Review of Stone Junction by Jim Dodge (c. 1990)

This ended up being one of the wildest, weirdest books I have ever read. For the most part, that is a good thing, but sometimes it gets a little tedious (tries too hard to be weird?) and repetitive. Still, the characters are great, the book steeped in a very Bond-esque, creative, often hilarious, underground counter-culture (all against capitalism and government kinda thing - with a wide array of interesting individuals with even more interesting talents, skills and mindsets) called the AMO (Allliance of Magicians and Outlaws). The AMO takes our progatonist, Daniel Pearse, under its wing both as a child with his mother; and then training begins in earnest when he is 14 and his mother is killed in a heist (of governmental plutonium) gone awry. Daniel is "developed" by various "teachers" in the AMO, for a final, very dangerous diamond heist. His teachers and his learning are what really made this book shine. Varying degrees of fringe beliefs, many drugs, much sex, road-tripping and a LOT of fun ... from a master poker player, an elusive alchemist, a master of disguises and finally, the head magician teaches Daniel his last fateful skills. The interesting thing is how all the outlaws use their very useful talents with Daniel and out in the "real world."

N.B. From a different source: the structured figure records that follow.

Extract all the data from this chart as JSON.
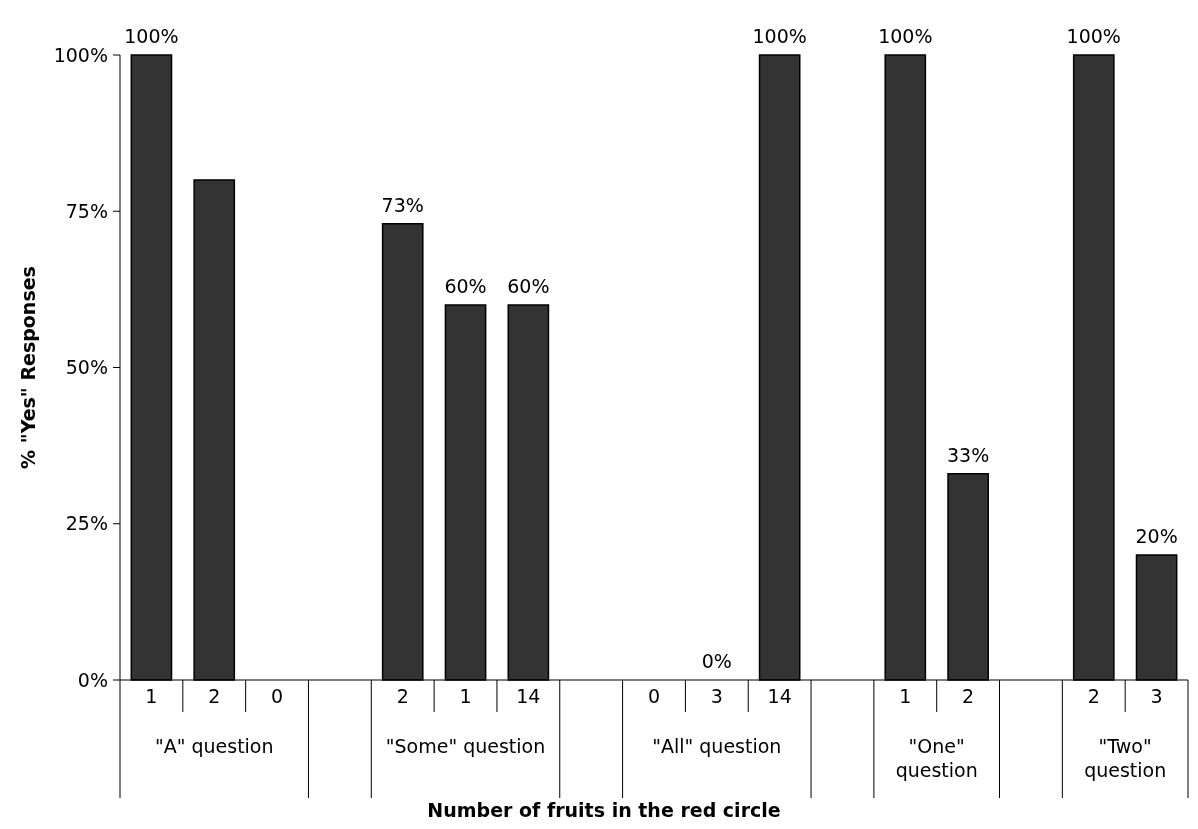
{
  "chart_data": {
    "type": "bar",
    "xlabel": "Number of fruits in the red circle",
    "ylabel": "% \"Yes\" Responses",
    "categories": [
      "1",
      "2",
      "0",
      null,
      "2",
      "1",
      "14",
      null,
      "0",
      "3",
      "14",
      null,
      "1",
      "2",
      null,
      "2",
      "3"
    ],
    "values": [
      100,
      80,
      null,
      null,
      73,
      60,
      60,
      null,
      null,
      0,
      100,
      null,
      100,
      33,
      null,
      100,
      20
    ],
    "value_labels": [
      "100%",
      null,
      null,
      null,
      "73%",
      "60%",
      "60%",
      null,
      null,
      "0%",
      "100%",
      null,
      "100%",
      "33%",
      null,
      "100%",
      "20%"
    ],
    "color": "#333333",
    "ylim": [
      0,
      100
    ],
    "yticks": [
      {
        "value": 0,
        "label": "0%"
      },
      {
        "value": 25,
        "label": "25%"
      },
      {
        "value": 50,
        "label": "50%"
      },
      {
        "value": 75,
        "label": "75%"
      },
      {
        "value": 100,
        "label": "100%"
      }
    ],
    "annotations": [
      "\"A\" question",
      "\"Some\" question",
      "\"All\" question",
      "\"One\" question",
      "\"Two\" question"
    ],
    "grid": false
  }
}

On some level, this book really makes you think about the structure of government, living on the fringes and the amazing talents some people have. If that all could be pooled and organized, as it is in the AMO, it could be rather powerful. Also, we learn about some REALLY interesting topics. I found the alchemist, the mountain Buddha (of sorts), the poker theory and the disguise training absolutely fascinating. There is plenty of lore, literature, culture and fable that goes into Daniel's learning. Either the author is a genius in many subjects or he spent a good deal of time researching the topics of learning.

My biggest complaint is the plot itself is a bit weak and the end marred by some gratuitous violence.

Unlike some of the other books on the 1001 list, I can see why this one was chosen. It is unique, stretches the mind quite a bit and is just a weirdly invigorating reading experience. I laughed quite a bit as some of the dialogue is hysterical. I really wonder how this was not more popular and more widely spread. I think a lot of young adults would really enjoy this one.

But as a whole, it's a tad messy, it is almost like a bunch of short stories really. Overall, I recommend this for a reader who likes their literature off-the-beaten path, with a heavy dose of counter-culter and the metaphysical.